Exposure basics, lesson two point one (& ISO)

Started Mar 19, 2013 | Discussions thread
bobn2 Forum Pro • Posts: 60,527
Re: It's about useful comparisons - not which is better

I additionally know, and can prove, that the DPR studio scene samples offer no set of camera ISOs such as to meet your preferred criterion. However, they do offer one set of camera ISOs such as to meet another criterion that I find acceptable, namely one in which the cameras are given the same signal (as I defined the word signal above) although the mean raw values are not the same.

I don't think that they do do that. DPR exposes as I understand for a fix point in the sRGB output - that is that 18% (though they never specify 18%) on their step wedge gives the appropriate value in the JPEG file.

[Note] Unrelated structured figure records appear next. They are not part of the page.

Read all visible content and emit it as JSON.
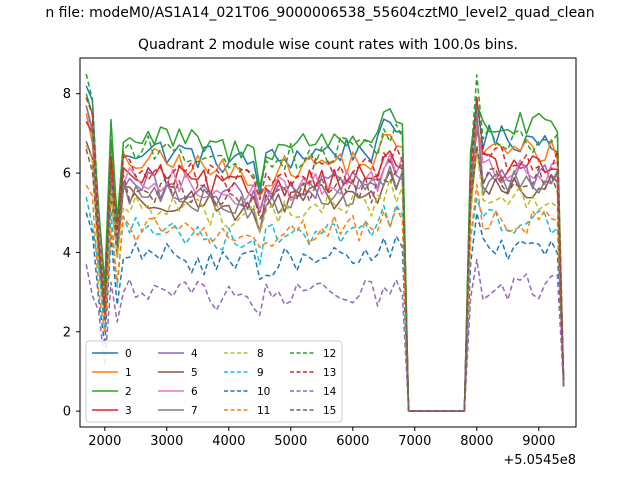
{
  "figure": {
    "suptitle": "n file: modeM0/AS1A14_021T06_9000006538_55604cztM0_level2_quad_clean",
    "title": "Quadrant 2 module wise count rates with 100.0s bins.",
    "offset_label": "+5.0545e8"
  },
  "chart_data": {
    "type": "line",
    "title": "Quadrant 2 module wise count rates with 100.0s bins.",
    "xlabel": "",
    "ylabel": "",
    "x_offset": 505450000,
    "xlim": [
      1600,
      9600
    ],
    "ylim": [
      -0.4,
      8.9
    ],
    "xticks": [
      2000,
      3000,
      4000,
      5000,
      6000,
      7000,
      8000,
      9000
    ],
    "yticks": [
      0,
      2,
      4,
      6,
      8
    ],
    "segments": [
      [
        1700,
        6800
      ],
      [
        6900,
        7800
      ],
      [
        7900,
        9400
      ]
    ],
    "legend": {
      "placement": "lower-left",
      "columns": 4
    },
    "series": [
      {
        "name": "0",
        "color": "#1f77b4",
        "dash": "solid",
        "level": 6.6,
        "start": 8.2
      },
      {
        "name": "1",
        "color": "#ff7f0e",
        "dash": "solid",
        "level": 6.3,
        "start": 7.5
      },
      {
        "name": "2",
        "color": "#2ca02c",
        "dash": "solid",
        "level": 6.9,
        "start": 8.0
      },
      {
        "name": "3",
        "color": "#d62728",
        "dash": "solid",
        "level": 5.9,
        "start": 7.3
      },
      {
        "name": "4",
        "color": "#9467bd",
        "dash": "solid",
        "level": 5.7,
        "start": 7.7
      },
      {
        "name": "5",
        "color": "#8c564b",
        "dash": "solid",
        "level": 5.4,
        "start": 6.8
      },
      {
        "name": "6",
        "color": "#e377c2",
        "dash": "solid",
        "level": 5.8,
        "start": 7.4
      },
      {
        "name": "7",
        "color": "#7f7f7f",
        "dash": "solid",
        "level": 5.5,
        "start": 7.7
      },
      {
        "name": "8",
        "color": "#bcbd22",
        "dash": "dashed",
        "level": 5.2,
        "start": 6.7
      },
      {
        "name": "9",
        "color": "#17becf",
        "dash": "dashed",
        "level": 4.6,
        "start": 5.4
      },
      {
        "name": "10",
        "color": "#1f77b4",
        "dash": "dashed",
        "level": 3.9,
        "start": 5.0
      },
      {
        "name": "11",
        "color": "#ff7f0e",
        "dash": "dashed",
        "level": 4.6,
        "start": 5.7
      },
      {
        "name": "12",
        "color": "#2ca02c",
        "dash": "dashed",
        "level": 6.6,
        "start": 8.5
      },
      {
        "name": "13",
        "color": "#d62728",
        "dash": "dashed",
        "level": 6.1,
        "start": 7.9
      },
      {
        "name": "14",
        "color": "#9467bd",
        "dash": "dashed",
        "level": 3.0,
        "start": 3.7
      },
      {
        "name": "15",
        "color": "#8c564b",
        "dash": "dashed",
        "level": 5.6,
        "start": 6.6
      }
    ]
  }
}
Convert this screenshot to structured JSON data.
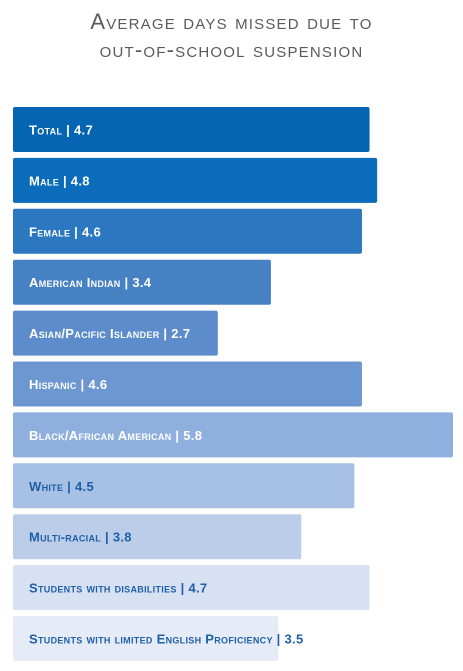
{
  "title_lines": [
    "Average days missed due to",
    "out-of-school suspension"
  ],
  "chart_data": {
    "type": "bar",
    "orientation": "horizontal",
    "title": "Average days missed due to out-of-school suspension",
    "categories": [
      "Total",
      "Male",
      "Female",
      "American Indian",
      "Asian/Pacific Islander",
      "Hispanic",
      "Black/African American",
      "White",
      "Multi-racial",
      "Students with disabilities",
      "Students with limited English Proficiency"
    ],
    "values": [
      4.7,
      4.8,
      4.6,
      3.4,
      2.7,
      4.6,
      5.8,
      4.5,
      3.8,
      4.7,
      3.5
    ],
    "bar_colors": [
      "#0565b3",
      "#0a6cba",
      "#2c78c0",
      "#4681c3",
      "#5c8ccb",
      "#6d97d1",
      "#8fb0de",
      "#a7c0e5",
      "#bccde9",
      "#d8e1f3",
      "#e6ecf7"
    ],
    "label_colors": [
      "#ffffff",
      "#ffffff",
      "#ffffff",
      "#ffffff",
      "#ffffff",
      "#ffffff",
      "#ffffff",
      "#1f5fa8",
      "#1f5fa8",
      "#1f5fa8",
      "#1f5fa8"
    ],
    "xlim": [
      0,
      5.8
    ],
    "grid": false,
    "legend": "none"
  }
}
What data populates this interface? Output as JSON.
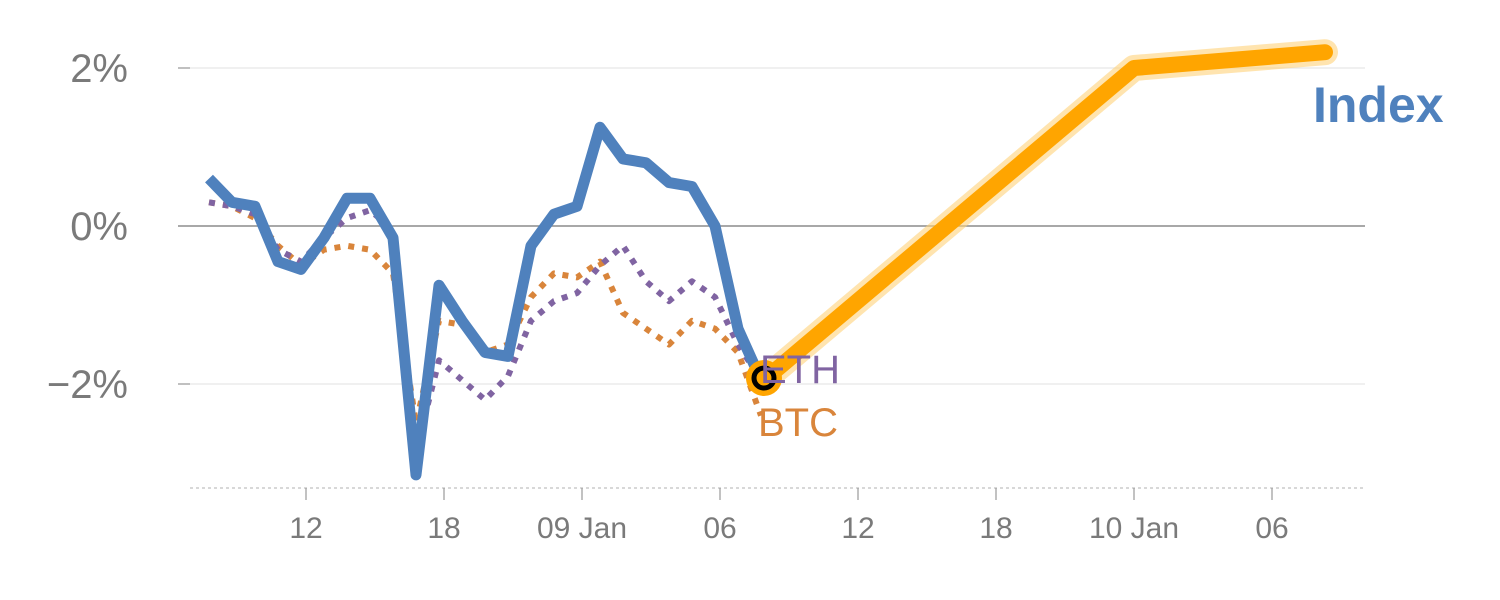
{
  "chart_data": {
    "type": "line",
    "title": "",
    "xlabel": "",
    "ylabel": "",
    "x_ticks": [
      "12",
      "18",
      "09 Jan",
      "06",
      "12",
      "18",
      "10 Jan",
      "06"
    ],
    "y_ticks": [
      {
        "value": 2,
        "label": "2%"
      },
      {
        "value": 0,
        "label": "0%"
      },
      {
        "value": -2,
        "label": "−2%"
      }
    ],
    "ylim": [
      -3.3,
      2.6
    ],
    "grid": true,
    "zero_line": true,
    "series": [
      {
        "name": "Index",
        "style": "solid",
        "color": "#4f81bd",
        "values": [
          0.6,
          0.3,
          0.25,
          -0.45,
          -0.55,
          -0.15,
          0.35,
          0.35,
          -0.15,
          -3.15,
          -0.75,
          -1.2,
          -1.6,
          -1.65,
          -0.25,
          0.15,
          0.25,
          1.25,
          0.85,
          0.8,
          0.55,
          0.5,
          0.0,
          -1.3,
          -1.95
        ]
      },
      {
        "name": "ETH",
        "style": "dotted",
        "color": "#8064a2",
        "values": [
          0.3,
          0.25,
          0.15,
          -0.3,
          -0.45,
          -0.15,
          0.1,
          0.2,
          -0.05,
          -2.85,
          -1.7,
          -1.95,
          -2.2,
          -1.9,
          -1.2,
          -0.95,
          -0.85,
          -0.5,
          -0.25,
          -0.7,
          -0.95,
          -0.7,
          -0.9,
          -1.5,
          -1.95
        ]
      },
      {
        "name": "BTC",
        "style": "dotted",
        "color": "#d9853b",
        "values": [
          0.3,
          0.25,
          0.1,
          -0.25,
          -0.5,
          -0.3,
          -0.25,
          -0.3,
          -0.6,
          -2.5,
          -1.2,
          -1.25,
          -1.6,
          -1.5,
          -0.9,
          -0.6,
          -0.65,
          -0.45,
          -1.1,
          -1.3,
          -1.5,
          -1.2,
          -1.3,
          -1.6,
          -2.4
        ]
      },
      {
        "name": "",
        "style": "projection",
        "color": "#ffa500",
        "values": [
          -1.95,
          2.0,
          2.2
        ]
      }
    ],
    "end_marker": {
      "value": -1.95,
      "color": "#ffa500"
    }
  },
  "labels": {
    "index": "Index",
    "eth": "ETH",
    "btc": "BTC"
  }
}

You have to relate that back to the effective (meter ignored) ISO value that they discovered (and do not always report) in their ISO 'sensitivity' test.

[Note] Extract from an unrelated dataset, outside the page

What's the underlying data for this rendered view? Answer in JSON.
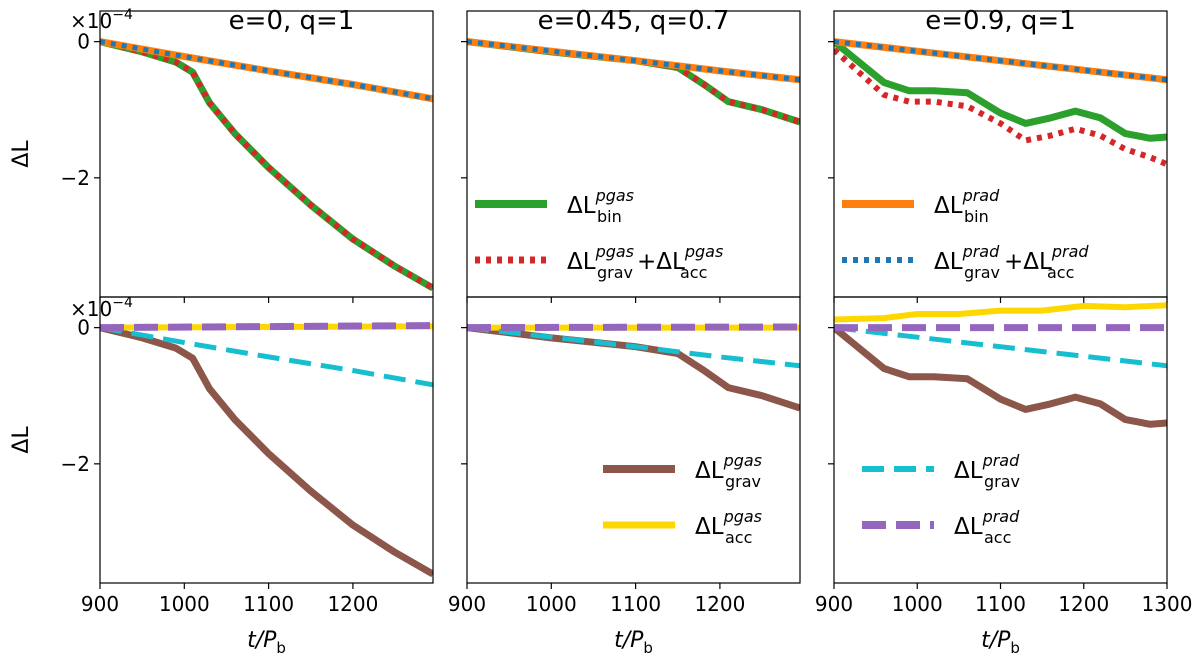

In general you are right that you have to check the outcome of the DPR ISO accuracy test reported in the "noise and noise reduction" section of each review. If a camera if off by a certain amount in that test, DPR procedures imply that the signal (exposure) will be off by the same amount when the studio scene samples are shot.

Speaking specifically about the two cameras at issue here, the E-M5 and the G3, the latter passed the ISO accuracy test without discrepany whereas the E-M5 was reported to be 1/3 EV off in the direction of "too dark". Consequently, one would expect the E-M5 to have enjoyed the extra benefit of 1/3 EV more exposure when the studio scene samples were shot. However, I have now, for one reason or another, taken the trouble to check for the actual presence of that extra 1/3 EV in comparison with three other cameras (GH2, D800, GH3), the first two of which known to pass the DPR ISO accuracy test without any discrepancy and the third not being reported yet, without finding any trace of it. You find the latest such comparison, which include a description of the methods used, here:


Yes, I saw that. It puts an element of doubt there, doesn't it? If DPReview do as they say, the E-M5 should have had 1/3 more exposure, yet you found that it didn't. So either they are not doing as they say, or there is sufficient error in your method that 1/3rd of a stop is not registered. I have to say, I have more confidence in you than the other party.